When annotated as a decimal, the average propensity to consume ranges from zero to one. At zero (or 0%), all income is saved. At one (or 100%), all income is consumed.
Propensity to consume vs propensity to save
The sum of the average propensity to consume and the average propensity to save is always equal to one. A household or nation must either spend or save all of its income.
The inverse of the average propensity to consume is the average propensity to save (APS). This figure is simply total income minus expenses. The result is known as the savings rate.
Notably, the savings rate is normally based on its percentage of disposable income, or after-tax income. A person determining their personal propensities to consume and save should probably also use the disposable income figure for a more realistic measure.
Example of average propensity to consume
Suppose a country’s economy has a gross domestic product (GDP) equivalent to its disposable income of $500 billion for the previous year. Total savings to the economy were $300 billion, and the rest was spent on goods and services.
The country’s APS is calculated at 0.60, or $300 billion/$500 billion. This indicates that the economy has spent 60% of its disposable income on savings. The average propensity to consume is calculated as 0.40, or (1 – 0.60). Consequently, the nation spent 40% of its GDP on goods and services.
APS can include saving for retirement, buying a home, and other long-term investments. As such, it can be an indicator of national financial health.
According to the Bureau of Economic Analysis, the average household in the United States saved 6.2% of their disposable income in March 2022. That’s more than 2% less than three months ago.
The marginal propensity to consume (MPC) is a related concept. It measures the evolution of the average propensity to consume.
Suppose the nation in the previous example has increased its GDP to $700 billion and its consumption of goods and services has increased to $375 billion. The economy’s average propensity to consume rose to 53.57%.

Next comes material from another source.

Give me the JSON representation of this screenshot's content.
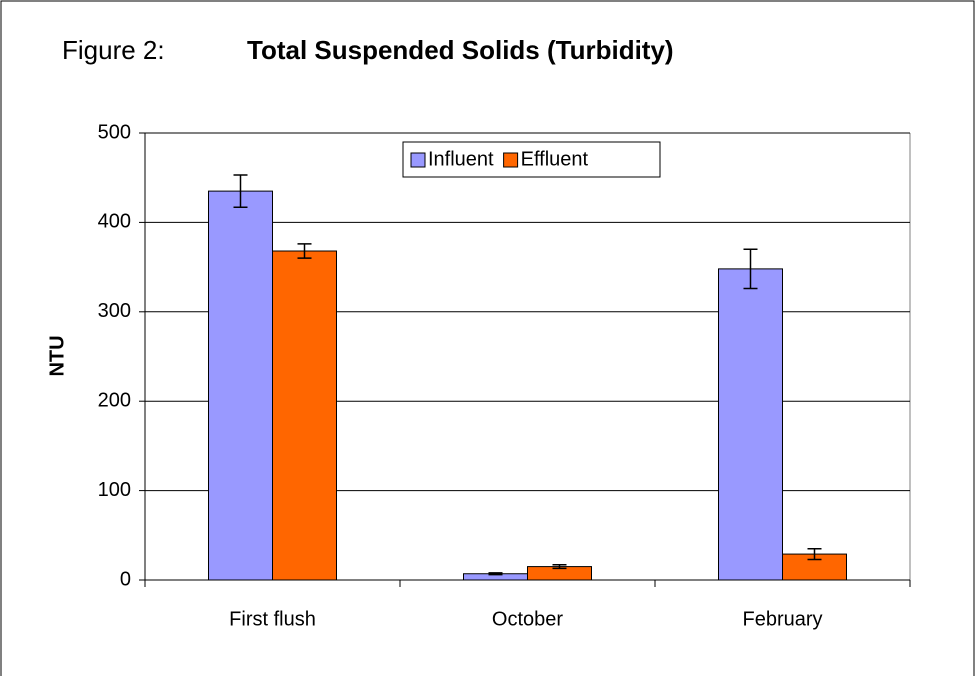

National consumption increased from $200 billion to $375 billion. Alternatively, the country’s GDP rose from $500 billion to $700 billion. The country’s marginal propensity to consume is 87.5% ($375 billion – $200 billion) / ($700 billion – $500 billion). Marginal propensity measures the directional tendency of how an entity uses its money. In this case, 87.5% of the new growth has been consumed.
What is the average propensity to consume?
The average propensity to consume is an economic indicator of the amount of income spent. A specific entity is selected, such as an individual, an income class, or an entire country. The average propensity to consume measures how much money is saved versus spent.
The average propensity to consume is used by economists to predict future economic growth. When the average propensity to consume is higher, more people spend more money. This stimulates economic growth through product demand and job creation.
How do we measure the average propensity to consume?
The average propensity to consume can be expressed as a percentage (60% of income is consumed) or as a decimal (average consumption is 0.6). The average propensity to consume is also generally more useful when compared to itself over time or between entities. For example, the average propensity to consume of a US citizen could be tracked over time or compared to that of Canadian citizens.
How to calculate the average propensity to consume?
The average propensity to consume is calculated by dividing an entity’s consumption by the entity’s total income. It is a ratio between what is spent and what is earned.
What does the average propensity to consume mean?
The average propensity to consume is an economic measure of the income spent by a specific entity. This entity can be an individual or a country. If an entity has a higher average propensity to consume, it means that a greater proportion of its income is used to buy things rather than to save for the future.